Look at it this way. Forget about specific clubs and which ones have good or poor recruiting systems in place.
There are about 700 players on AFL lists, approx half of these are former Victorian Juniors. That's roughly 350 players who are mined out of Victoria.
There are ten teams in Victoria and each needs 44 players, that's 440 players who are employed by the Vic clubs at any given time.
So, the ten Victorian clubs need to find about another 90 players from somewhere to field their teams, yes?
Now look at the six interstate clubs. Without confirming the actual numbers, there would be at least 10 Victorians on each interstate list-minimum 60 players who have been mined out of Victoria. There are probably more but I can't be fagged counting them. Even if it is only 40, the point will stand up.

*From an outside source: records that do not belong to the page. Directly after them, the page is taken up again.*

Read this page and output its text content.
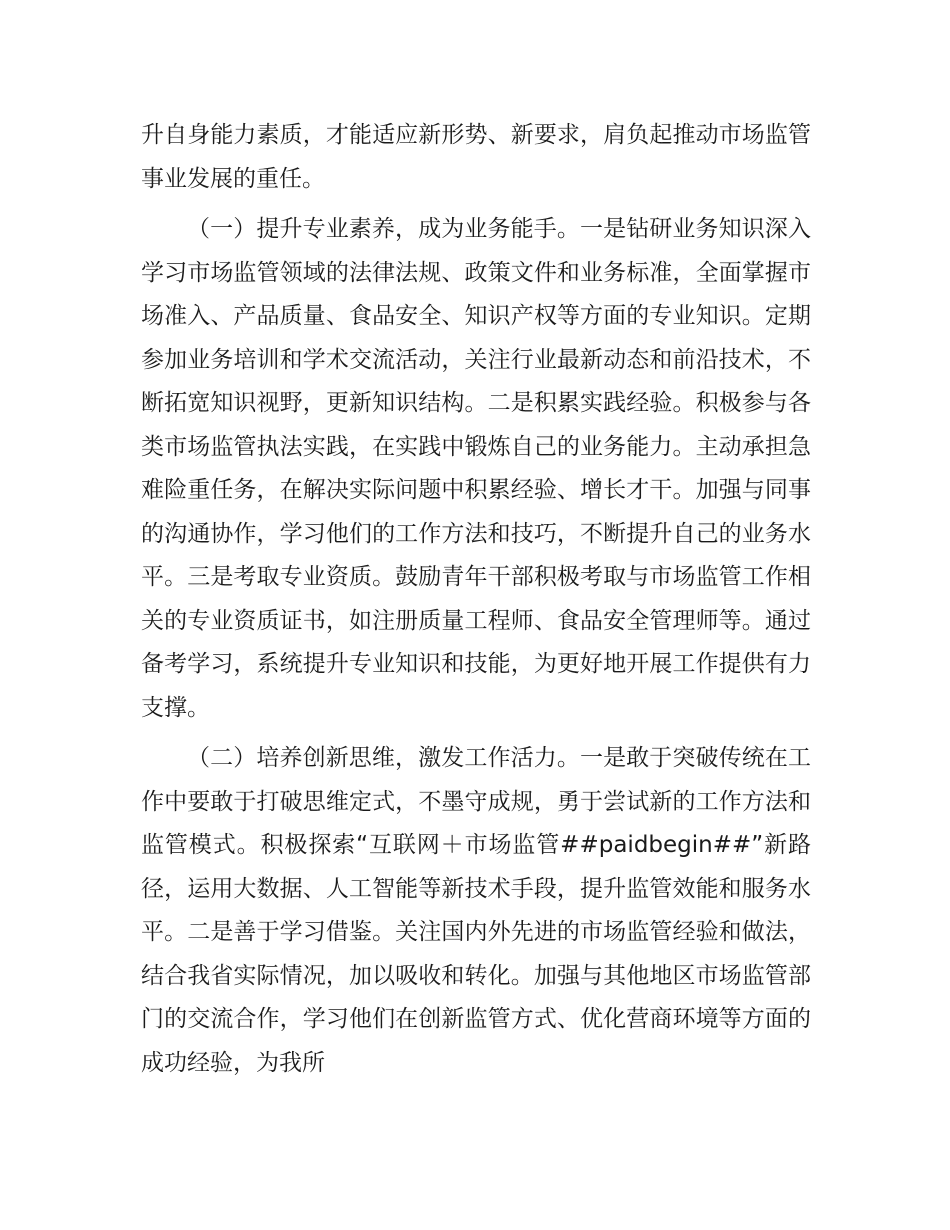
升自身能力素质，才能适应新形势、新要求，肩负起推动市场监管事业发展的重任。

（一）提升专业素养，成为业务能手。一是钻研业务知识深入学习市场监管领域的法律法规、政策文件和业务标准，全面掌握市场准入、产品质量、食品安全、知识产权等方面的专业知识。定期参加业务培训和学术交流活动，关注行业最新动态和前沿技术，不断拓宽知识视野，更新知识结构。二是积累实践经验。积极参与各类市场监管执法实践，在实践中锻炼自己的业务能力。主动承担急难险重任务，在解决实际问题中积累经验、增长才干。加强与同事的沟通协作，学习他们的工作方法和技巧，不断提升自己的业务水平。三是考取专业资质。鼓励青年干部积极考取与市场监管工作相关的专业资质证书，如注册质量工程师、食品安全管理师等。通过备考学习，系统提升专业知识和技能，为更好地开展工作提供有力支撑。

（二）培养创新思维，激发工作活力。一是敢于突破传统在工作中要敢于打破思维定式，不墨守成规，勇于尝试新的工作方法和监管模式。积极探索“互联网＋市场监管##paidbegin##”新路径，运用大数据、人工智能等新技术手段，提升监管效能和服务水平。二是善于学习借鉴。关注国内外先进的市场监管经验和做法，结合我省实际情况，加以吸收和转化。加强与其他地区市场监管部门的交流合作，学习他们在创新监管方式、优化营商环境等方面的成功经验，为我所
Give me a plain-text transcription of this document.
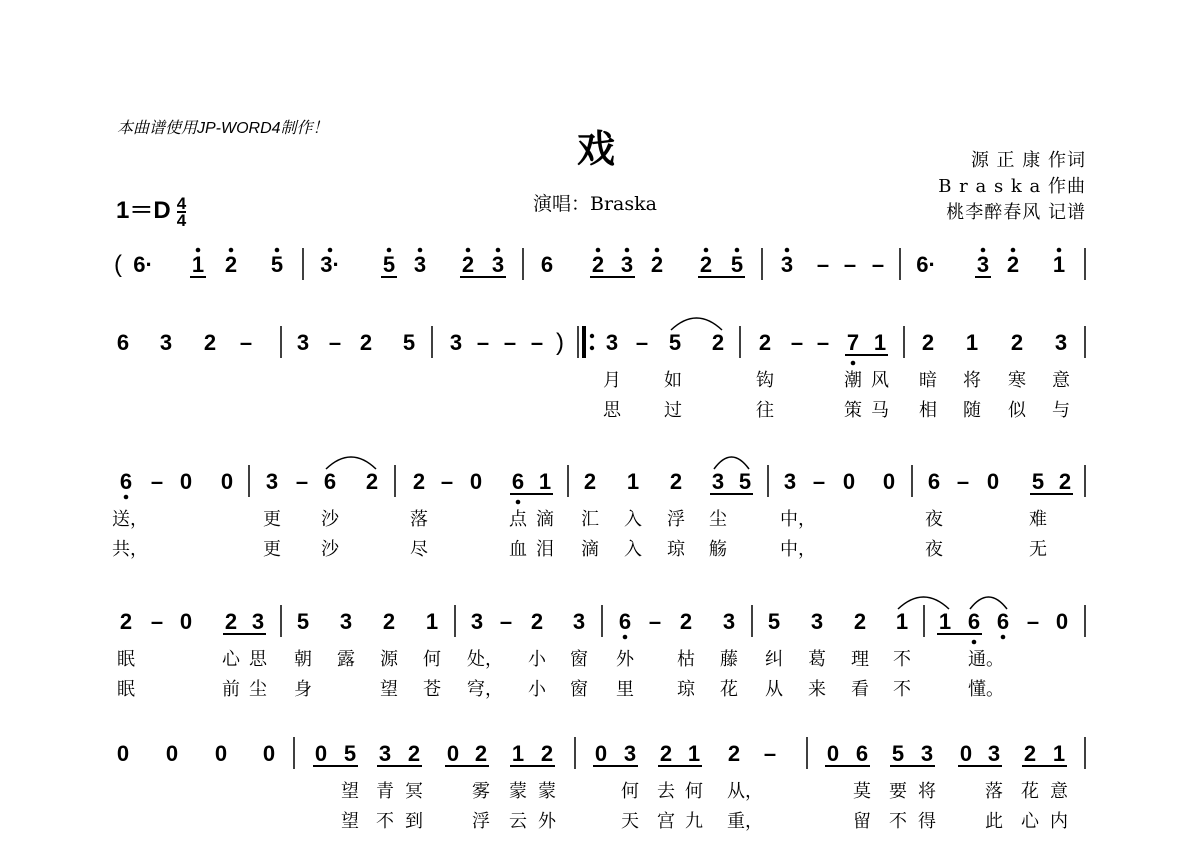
本曲谱使用JP-WORD4制作！	戏
演唱：Braska
源 正 康 作词
B r a s k a 作曲
桃李醉春风 记谱
$1=D \frac{4}{4}$
( 6· 1 2 5 3· 5 3 2 3 6 2 3 2 2 5 3 – – – 6· 3 2 1
6 3 2 – 3 – 2 5 3 – – – ) 3 – 5 2 2 – – 7 1 2 1 2 3
月 如	钩	潮 风 暗 将 寒 意
思 过	往	策 马 相 随 似 与
6 – 0 0 3 – 6 2 2 – 0 6 1 2 1 2 3 5 3 – 0 0 6 – 0 5 2
送，	更 沙	落	点 滴 汇 入 浮 尘	中，	夜	难
共，	更 沙	尽	血 泪 滴 入 琼 觞	中，	夜	无
2 – 0 2 3 5 3 2 1 3 – 2 3 6 – 2 3 5 3 2 1 1 6 6 – 0
眠	心 思 朝 露 源 何 处， 小 窗 外 枯 藤 纠 葛 理 不	通。
眠	前 尘 身	望 苍 穹， 小 窗 里 琼 花 从 来 看 不	懂。
0 0 0 0 0 5 3 2 0 2 1 2 0 3 2 1 2 – 0 6 5 3 0 3 2 1
望 青 冥	雾 蒙 蒙	何 去 何 从，	莫 要 将	落 花 意
望 不 到	浮 云 外	天 宫 九 重，	留 不 得	此 心 内
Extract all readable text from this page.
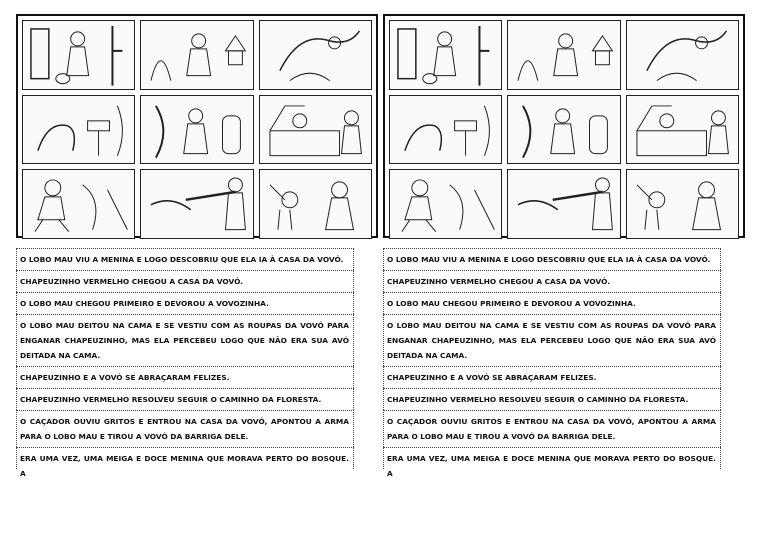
O LOBO MAU VIU A MENINA E LOGO DESCOBRIU QUE ELA IA À CASA DA VOVÓ.
CHAPEUZINHO VERMELHO CHEGOU A CASA DA VOVÓ.
O LOBO MAU CHEGOU PRIMEIRO E DEVOROU A VOVOZINHA.
O LOBO MAU DEITOU NA CAMA E SE VESTIU COM AS ROUPAS DA VOVÓ PARA ENGANAR CHAPEUZINHO, MAS ELA PERCEBEU LOGO QUE NÃO ERA SUA AVÓ DEITADA NA CAMA.
CHAPEUZINHO E A VOVÓ SE ABRAÇARAM FELIZES.
CHAPEUZINHO VERMELHO RESOLVEU SEGUIR O CAMINHO DA FLORESTA.
O CAÇADOR OUVIU GRITOS E ENTROU NA CASA DA VOVÓ, APONTOU A ARMA PARA O LOBO MAU E TIROU A VOVÓ DA BARRIGA DELE.
ERA UMA VEZ, UMA MEIGA E DOCE MENINA QUE MORAVA PERTO DO BOSQUE. A
O LOBO MAU VIU A MENINA E LOGO DESCOBRIU QUE ELA IA À CASA DA VOVÓ.
CHAPEUZINHO VERMELHO CHEGOU A CASA DA VOVÓ.
O LOBO MAU CHEGOU PRIMEIRO E DEVOROU A VOVOZINHA.
O LOBO MAU DEITOU NA CAMA E SE VESTIU COM AS ROUPAS DA VOVÓ PARA ENGANAR CHAPEUZINHO, MAS ELA PERCEBEU LOGO QUE NÃO ERA SUA AVÓ DEITADA NA CAMA.
CHAPEUZINHO E A VOVÓ SE ABRAÇARAM FELIZES.
CHAPEUZINHO VERMELHO RESOLVEU SEGUIR O CAMINHO DA FLORESTA.
O CAÇADOR OUVIU GRITOS E ENTROU NA CASA DA VOVÓ, APONTOU A ARMA PARA O LOBO MAU E TIROU A VOVÓ DA BARRIGA DELE.
ERA UMA VEZ, UMA MEIGA E DOCE MENINA QUE MORAVA PERTO DO BOSQUE. A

This means that the ten Victorian clubs are deficit producers, their state produces 350 players but they need to employ 440. The six interstaters don't do them any favours by taking at least 60 kids away from them before they even start, leaving a shortfall of about 150 players for the ten Victorian clubs to find just to break even. They have to scour the rest of Australia (and Ireland) to get them.
So which is the easier task? Finding 60 players in a small, densely populated state that runs a very open and transparent junior system or finding 150 players in the rest of the country where juniors could be playing anywhere and there are no welcoming committees with brass bands?
All other things being equal, the interstaters are laughing. Give them the added advantage of more ready cash than the Vics and it just gets worse.
Then we have a drafting system which essentially lines the sixteen clubs up and makes them choose one at a time before a club gets a second shot at the pool of players, which, of course, makes it even easier for the non-Victorians to rape and pillage in Victoria whilst protecting their own back yard.
Maybe a fairer system would be to exclude the interstaters from drafting a Victorian player until the second or third round of the National Draft? At least that would give the Vics a fighting chance.
Of course, that won't and shouldn't happen. What does need to happen is a re-balance of the equation by booting two clubs out of Victoria.